Giant reed (Arundo donax L.) grows so tall thanks to its deep roots. However, it’s not just a matter of physical support. The plant can use the deepest roots to draw water when the upper layers of soil dry out. “[D]eep soil water sources constitute an important and more reliable resource for plant survival, growth and development than erratic and scarce rainfall surface water sources,” said Walter Zegada-Lizarazu and Andrea Monti in the Annals of Botany. “These sources become even more important in the context of a climate change scenario that foresees a reduction of precipitation and increasing temperatures which in turn will result in increased risks of more severe and frequent drought events.” But how do the different roots respond?
To find out Zegada-Lizarazu and Monti turned to a rhizotron, a deep compartment with glass at the sides to allow them to see how the roots grew in different circumstances. There was still the problem of how you control different circumstances in the same soil column, but the scientists had a simple solution.

They had two 50cm tall columns of soil. Between them they put a 1cm thick petroleum jelly / paraffin mix, to create a water-impermeable layer, that roots could grow through. The roots could disrupt the layer as they passed through, so the authors also put a small mesh in the layer to help keep it in place.

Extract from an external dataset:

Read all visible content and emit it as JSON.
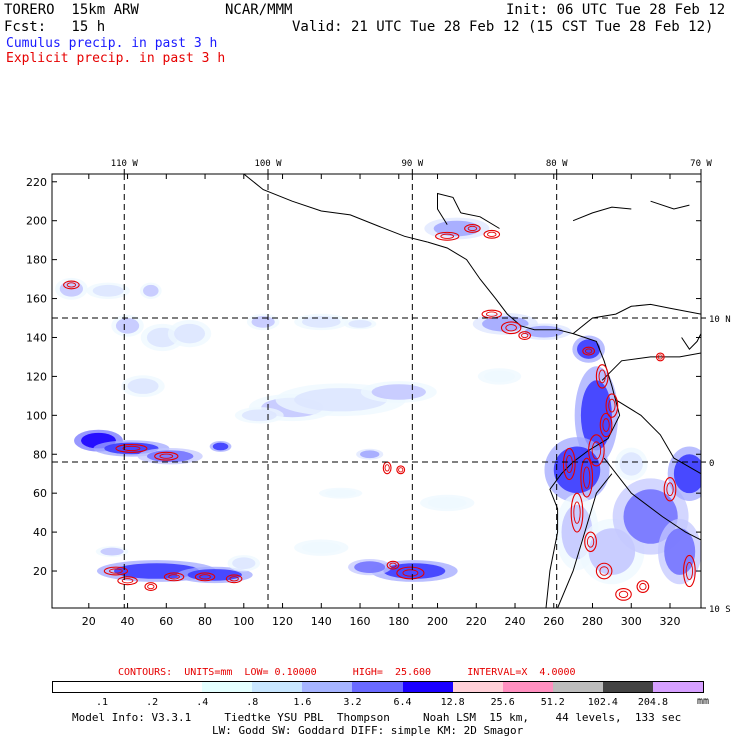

With the now metre tall soil column divided into two, they could grow A. donax. When it was in both halves, the scientists could both measure and manipulate the water content of the soil of the upper and lower halves of the column, independently.
“The drought stress imposed in upper compartments significantly altered the growth and development patterns of the giant reed plants,” said Zegada-Lizarazu and Monti. “When drought stress was imposed to upper soil layers the main water source for the plant became the deeper compartments, and water uptake from deeper soil layers was on average (across the growing season) 69 % higher than in the control treatment.”
The levels of abscisic acid (ABA) in the plants varied between the experiment and control too, but not always significantly, said the authors. “Levels of foliar ABA (averaged across the sampling dates) were 13 % higher in the DR treatment than in the control, but this difference was not statistically significant… On the other hand, at 137 DAT the ABA in the roots of the upper drought-treated layers was 2.6 times higher than in the corresponding layer under well-watered conditions…”
So what is going on with ABA in the roots? “Changes in root hydraulic conductivity could be related to increased ABA synthesized in roots subjected to stress conditions… which may at the same time induce transcription factors involved in the gene expression of aquaporins…, the water channel proteins that facilitate intense water flow across root tissues…,” This extra ABA has to go somewhere and have a possible target. “[W]e speculate that the deep root system (i.e. basipetal transport through the phloem) is one of the sinks for the ABA synthesized due to drought either in the roots or in the leaves (as suggested by Manzi et al., 2015). This may have led to improved hydraulic conductivity, especially at the apoplastic level, where the effect of ABA is more pronounced.”
Zegada-Lizarazu and Monti conclude that understanding how ABA signals to roots and leaves will be important in growing A. donax. “These plant responses may have significant implications for selection of the areas where giant reed can be cultivated (i.e. arid or semi-arid marginal areas with a shallow water table). They also have implications for the implementation of some agronomic management practices (irrigation, planting density, etc.) aimed to develop more efficient water use strategies, as the main concern in arid and semi-arid Mediterranean climates is production per unit of applied water rather than absolute production, so more efficient and sustainable cropping systems could be developed.”